Friday, Oct. 15, 1965
The Cry of the Hawks
Zulfikar Ali Bhutto was aquiver with rage and frustration--as usual. Addressing a press conference in Pakistan's capital of Rawalpindi, the hawk-nosed Foreign Minister announced that because of Malaysia's "immoral, hostile and unfriendly" attitude on the Kashmir question, Pakistan was severing diplomatic relations forthwith. Thus, last week, Pakistan became the first member of the British Commonwealth ever to cut its ties with another.
Powerful Pack. There was an excess of absurdity about the whole thing. Examined from any angle, a breach with Malaysia contained no certain advantage for Pakistan or disadvantage to its archenemy, India--with whom Pakistan's diplomatic relations ironically remain undisturbed.

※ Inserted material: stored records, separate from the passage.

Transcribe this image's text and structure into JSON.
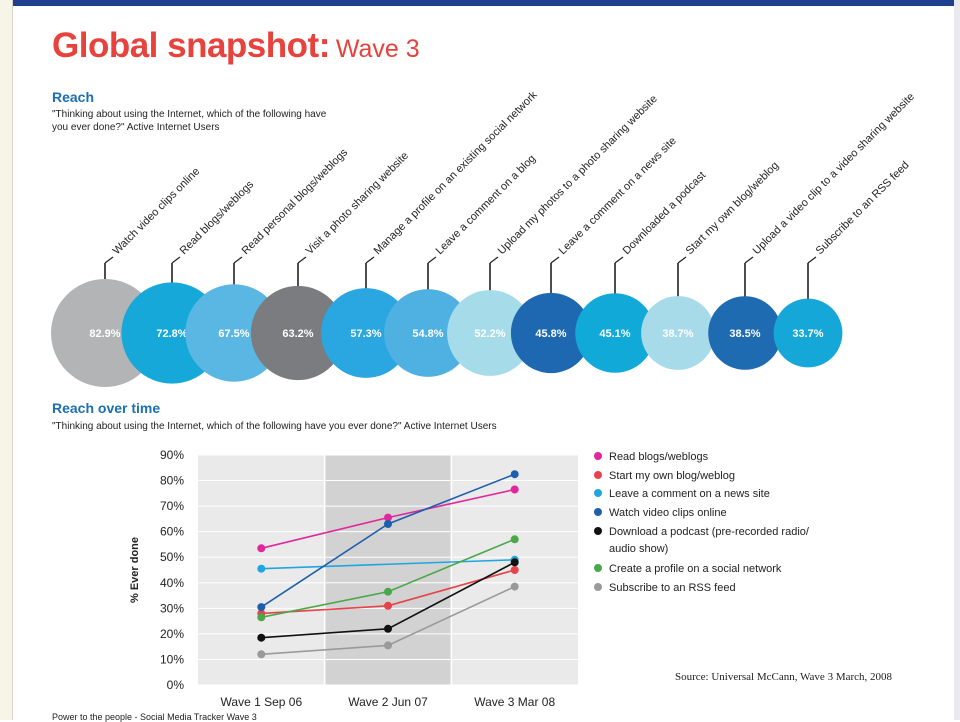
{
  "title": {
    "main": "Global snapshot:",
    "sub": "Wave 3"
  },
  "reach": {
    "heading": "Reach",
    "question": "\"Thinking about using the Internet, which of the following have you ever done?\" Active Internet Users"
  },
  "reach_over_time": {
    "heading": "Reach over time",
    "question": "\"Thinking about using the Internet, which of the following have you ever done?\" Active Internet Users"
  },
  "source": "Source: Universal McCann, Wave 3 March, 2008",
  "footer": "Power to the people - Social Media Tracker Wave 3",
  "chart_data": [
    {
      "type": "bubble",
      "title": "Reach",
      "items": [
        {
          "label": "Watch video clips online",
          "value": 82.9,
          "display": "82.9%",
          "color": "#b2b4b6"
        },
        {
          "label": "Read blogs/weblogs",
          "value": 72.8,
          "display": "72.8%",
          "color": "#16a8d8"
        },
        {
          "label": "Read personal blogs/weblogs",
          "value": 67.5,
          "display": "67.5%",
          "color": "#5ab7e4"
        },
        {
          "label": "Visit a photo sharing website",
          "value": 63.2,
          "display": "63.2%",
          "color": "#7a7c7f"
        },
        {
          "label": "Manage a profile on an existing social network",
          "value": 57.3,
          "display": "57.3%",
          "color": "#2aa6e0"
        },
        {
          "label": "Leave a comment on a blog",
          "value": 54.8,
          "display": "54.8%",
          "color": "#4fb1e2"
        },
        {
          "label": "Upload my photos to a photo sharing website",
          "value": 52.2,
          "display": "52.2%",
          "color": "#a6dcea"
        },
        {
          "label": "Leave a comment on a news site",
          "value": 45.8,
          "display": "45.8%",
          "color": "#1d68b0"
        },
        {
          "label": "Downloaded a podcast",
          "value": 45.1,
          "display": "45.1%",
          "color": "#10a9d8"
        },
        {
          "label": "Start my own blog/weblog",
          "value": 38.7,
          "display": "38.7%",
          "color": "#a8dbea"
        },
        {
          "label": "Upload a video clip to a video sharing website",
          "value": 38.5,
          "display": "38.5%",
          "color": "#1e6bb2"
        },
        {
          "label": "Subscribe to an RSS feed",
          "value": 33.7,
          "display": "33.7%",
          "color": "#14a7d8"
        }
      ]
    },
    {
      "type": "line",
      "title": "Reach over time",
      "categories": [
        "Wave 1 Sep 06",
        "Wave 2 Jun 07",
        "Wave 3 Mar 08"
      ],
      "ylabel": "% Ever done",
      "ylim": [
        0,
        90
      ],
      "yticks": [
        "0%",
        "10%",
        "20%",
        "30%",
        "40%",
        "50%",
        "60%",
        "70%",
        "80%",
        "90%"
      ],
      "grid": true,
      "highlight_category": "Wave 2 Jun 07",
      "legend_position": "right",
      "series": [
        {
          "name": "Read blogs/weblogs",
          "values": [
            53.5,
            65.5,
            76.5
          ],
          "color": "#e0279b"
        },
        {
          "name": "Start my own blog/weblog",
          "values": [
            28,
            31,
            45
          ],
          "color": "#e8424a"
        },
        {
          "name": "Leave a comment on a news site",
          "values": [
            45.5,
            null,
            49
          ],
          "color": "#1fa6e0"
        },
        {
          "name": "Watch video clips online",
          "values": [
            30.5,
            63,
            82.5
          ],
          "color": "#1d5fad"
        },
        {
          "name": "Download a podcast (pre-recorded radio/ audio show)",
          "values": [
            18.5,
            22,
            48
          ],
          "color": "#111111"
        },
        {
          "name": "Create a profile on a social network",
          "values": [
            26.5,
            36.5,
            57
          ],
          "color": "#4aa84a"
        },
        {
          "name": "Subscribe to an RSS feed",
          "values": [
            12,
            15.5,
            38.5
          ],
          "color": "#9a9a9a"
        }
      ]
    }
  ]
}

Since President Mohammed Ayub Khan is a rational man, not given to fits of pique, observers could only attribute the odd step to the arcane maneuvering of that powerful pack of officials that has risen around Ayub seeking a new direction for Pakistan. That direction is due East--toward Peking. The group, which occupies many of the most important posts in the civil service and reaches into the Cabinet itself, is determined to keep the war going in India, and sees closer ties with neighboring Red China as a solution to Pakistan's foreign policy problems.
Most vocal among the pro-Peking hawks: Foreign Minister Bhutto and Information Chief Altag Gauhar, both hot nationalists who were happy to get the vast outpouring of U.S. aid in the 1950s but who now make no secret of their anti-American attitudes. Bhutto, an intimate friend of Indonesia's slick, pro-Peking Foreign Minister Subandrio, loses no opportunity to sneer at the U.S. effort in Viet Nam. Gauhar takes a similar tack, and has the means to propagate it: direct orders go out daily from his office to the Pakistan press, spelling out how stories--and headlines--should be played, guiding editors on the proper emphasis to be given government announcements.
Ayub gave the hawks their chance in 1962 when he permitted the first genial gestures to Red China as a tactic intended to alarm Washington and halt the big U.S. military aid program for India that began during the trouble on India's Himalayan border. When U.S. diplomats protested, Ayub always maintained that his chaps were taking things a bit far and he did not really approve of their extreme policies. Since then, the chaps seem to have been able to develop a momentum for their policies --backed by an upsurge of national pride and jingoism as a result of the Kashmir struggle--that leads many foreign experts to wonder just how much freedom of action Ayub has left.
Earnest Apology. The well-coordinated mobs that stormed the Karachi embassy and other official U.S. installations in Lahore and Dacca in protest at the halt in American arms shipments last month clearly had government approval--though apparently not Ayub's.
When he earnestly apologized to U.S. Ambassador Walter McConaughy, Gauhar saw to it that the apology was not mentioned in the Pakistani press. Shortly after, when Ayub telephoned President Johnson to smooth relations with Washington and advise the White House of the imminent ceasefire, the unhappy hawks swapped facts in the press handouts: the announcement made it sound as if L.B.J. had humbly phoned Ayub, instead of vice versa.
Parallel to all this has been a steady drumfire of anti-Americanism in the government-controlled papers. Karachi's daily Dawn suggested that Ambassador McConaughy had advance knowledge of an Indian, plan "to invade Pakistan" since "the ambassador's wife and son left Pakistan two days before the attack." In fact, McConaughy has no son, and his wife was in Karachi when the fighting began. A reporter's phone call could have quickly ascertained what really happened: the McConaughys' daughter had left town--to attend school in Europe.
Never So Poor. Bhutto's people in the Foreign Ministry seem to be sponsoring a pinprick campaign to pester Americans. U.S. embassy mail has been held up repeatedly, and during last month's warfare embassy chauffeurs fetching officials from their homes late at night were frequently arrested and manhandled--which could only happen with the concurrence of the government.
Social contacts between American and Pakistani officials have all but ceased. "The climate is bad for it," one shamefaced Pakistani told a former American friend. In fact, U.S.-Pakistan relations have never been so poor at any time in the nation's 18-year history. Unless by some miracle a solution is found to satisfy Pakistan on the Kashmir problem, relations are hardly likely to improve. Ayub has told the U.N. to produce a satisfactory solution within three to five months--or else. Whether the hawks around him will give him even that much time is open to question. "Things are going to get a great deal worse," says one glum Washington observer. "I won't even add 'before they get better,' because I don't know if they will."